On Apr 17, 6:03 am, kcrisman <[EMAIL PROTECTED]> wrote:
> However, what I really want is to be able to do this dynamically and
> to have the output be an "ordered set".  Maybe an example would be
> that I might want to list different orders of operations, so that
> object A="exponentiation>multiplication>addition" would be my normal
> list, but then I could have another ordering be the (wrong but
> potentially fun) B="addition>multiplication>exponentiation", and that
> if I wanted to then put in subtraction in B, I could infix it to be
> B="addition>multiplication=subtraction>exponentiation" for a LOT of
> fun.
>
> I was thinking now that maybe just a list (which has an implicit
> ordering and lots of functions on it) would work, but I don't know
> that it would allow "=" between elements very easily.

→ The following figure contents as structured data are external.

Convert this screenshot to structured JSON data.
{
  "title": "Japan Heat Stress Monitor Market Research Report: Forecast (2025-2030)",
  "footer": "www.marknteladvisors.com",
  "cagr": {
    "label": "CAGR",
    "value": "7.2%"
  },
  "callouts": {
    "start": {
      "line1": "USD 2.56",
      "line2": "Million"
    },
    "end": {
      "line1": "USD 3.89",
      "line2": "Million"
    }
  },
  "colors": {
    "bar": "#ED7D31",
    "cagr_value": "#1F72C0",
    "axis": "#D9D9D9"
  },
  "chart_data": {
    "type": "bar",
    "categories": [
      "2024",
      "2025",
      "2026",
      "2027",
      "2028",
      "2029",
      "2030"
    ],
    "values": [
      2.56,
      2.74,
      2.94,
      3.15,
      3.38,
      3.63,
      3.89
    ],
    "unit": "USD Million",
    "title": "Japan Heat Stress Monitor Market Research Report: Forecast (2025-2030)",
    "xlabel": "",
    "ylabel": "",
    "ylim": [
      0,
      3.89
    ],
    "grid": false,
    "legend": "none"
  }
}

For tiny sets, you could use graphs.  For your final example, start
with a graph with edges "addition->multiplication", "multiplication-
>subtraction", "subtraction->multiplication", and "subtraction-
>exponentiation".  Then compute the transitive closure of the graph.
To test whether A>B, A=B, A<B, or A and B are incomparable, just check
whether there are edges A->B and B->A in the graph.

Unfortunately the current implementation of transitive closure looks
pretty slow, so this will currently only work for tiny sets.